Substituting (26) into (23), we obtain

$$\begin{aligned} b_{0}(s)&=\sum _{k=1}^{N-1}\widehat{p}_{k}(s)\Bigl [M(s)R_{k}(s)+\sum _{i=1}^{k}R_{k-i}(s)\Bigl (-\frac{1}{\lambda +\mu +s}-\delta _{1,i}a_2(s)b_{0}(s)\Bigr )\Bigr ]\nonumber \\ {}&+b_{0}(s)\widehat{p}_{0}(s)b_{0}(s), \end{aligned}$$

(27)

and hence

$$\begin{aligned} {}&M(s)=A(s)b_{0}(s)+B(s), \end{aligned}$$

where

$$\begin{aligned} {}&A(s){\mathop {=}\limits ^{def}}\frac{1+a_2(s)\sum _{k=1}^{N-1}\widehat{p}_{k}(s)R_{k-1}(s)-\widehat{p}_{0}(s)}{\sum _{k=1}^{N-1}\widehat{p}_{k}(s)R_{k}(s)}, \end{aligned}$$

and

$$\begin{aligned} {}&B(s){\mathop {=}\limits ^{def}}\frac{(\lambda +\mu +s)^{-1}\sum _{k=1}^{N-1}\widehat{p}_{k}(s)\sum _{i=1}^{k}R_{k-i}(s)-d(s)}{\sum _{k=1}^{N-1}\widehat{p}_{k}(s)R_{k}(s)}. \end{aligned}$$

The remaining task is to find the representation for \(b_{0}(s).\) To do it, let us use (26) on the right side of (25) and compare to the right side of (26) written for \(n=N-2.\) We obtain:

$$\begin{aligned} {}&b_{0}(s)=\left[ A(s)\left( a_2(s)R_{N-2}(s)-R_{N-1}(s)\right) -a_2(s)\left( a_2(s)R_{N-3}(s)-R_{N-2}(s)\right) \right] ^{-1}\\ {}&\times \left[ \frac{\left( \sum _{k=1}^{N-2}(a_2(s)R_{N-k-2}(s)-R_{N-k-1}(s))-1 \right) }{(s+\lambda +\mu )}-B(s)(a_2(s)R_{N-2}(s)-R_{N-1}(s)) \right] . \nonumber \end{aligned}$$

(28)

6 Numerical Examples

In this section, we present some numerical examples for M / M / 1 / 10 system with WV. The length of the WV period follows the distribution \(G(t)={1\over 2}(1-\exp {(-ct)})+{1\over 4}(2-\exp {(-3t)}-\exp {(-t)}),\) and the parameters of arrival process, service in normal and in the WV mode are \(\lambda , \mu \) and \(\mu ^*\), respectively. In the following examples, we present the values of \(B_0(5)\) in dependence of \(\mu \) and the mean length of the WV period \(\mathbf {E}(T_{WV}).\)

Example 1

Let us consider the M / M / 1 / 10 model with WV with \(\lambda =1,3,5\), \(\mu ^*=1\) and \(c=0.1\) (\(\mathbf {E}(T_{WV})=0.46\)). We compute \(B_0(5)\) for ten different values of \(\mu .\)

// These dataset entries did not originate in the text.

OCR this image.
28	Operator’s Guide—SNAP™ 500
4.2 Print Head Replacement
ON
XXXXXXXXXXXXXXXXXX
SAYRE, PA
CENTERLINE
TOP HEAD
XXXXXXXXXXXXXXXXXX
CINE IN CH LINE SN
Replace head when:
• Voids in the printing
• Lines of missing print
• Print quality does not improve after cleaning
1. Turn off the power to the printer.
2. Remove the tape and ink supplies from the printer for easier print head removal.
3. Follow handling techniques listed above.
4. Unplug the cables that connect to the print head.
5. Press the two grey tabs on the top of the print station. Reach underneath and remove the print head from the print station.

In Figs. 1, 2 and 3 the behaviour of \(B_0(5)\) in dependence of \(\mu \) is presented for \(\lambda =1,3,5\). The Fig. 1 shows the numerical result for \(\lambda =1\). We see, that as the value of service rate rises, the probability, that the time to the first buffer overflow is greater than 5 decreases. As one can note, in this scenario the ratio between \(\lambda \) and \(\mu \) never exceeds 1, therefore the system will cope with arriving jobs and will often take the vacations. In WV mode, the server operates with rate \(\mu ^*=1\) which is equal to \(\lambda ,\) thus the more time the system spends in WV mode, the probability of buffer overflow before the moment t increases.

As shown on the Figs. 2 and 3, \(B_0(5)\) increases as long as the ratio \(\rho =\lambda /\mu \) is greater than 1. Then, as described previously, the server will more often take the vacations, thus the probability of no buffer saturation before \(t=5\) decreases.

Fig. 1.

The values of \(B_0(5)\) in dependence of \(\mu \) for \(\lambda =1\)

Fig. 2.

The values of \(B_0(5)\) in dependence of \(\mu \) for \(\lambda =3\)

Fig. 3.

The values of \(B_0(5)\) in dependence of \(\mu \) for \(\lambda =5\)

Fig. 4.

The values of \(B_0(5)\) in dependence of \(\mathbf {E}(T_{WV})\) for \(\lambda =2, \mu =5\) and \(\mu ^*=1.\)

Example 2

We consider the M / M / 1 / 10 model with WV with \(\lambda =2,5,7, \mu =5\) and \(\mu ^*=1\). We compute \(B_0(5)\) for different values of \(\mathbf {E}(T_{WV}).\)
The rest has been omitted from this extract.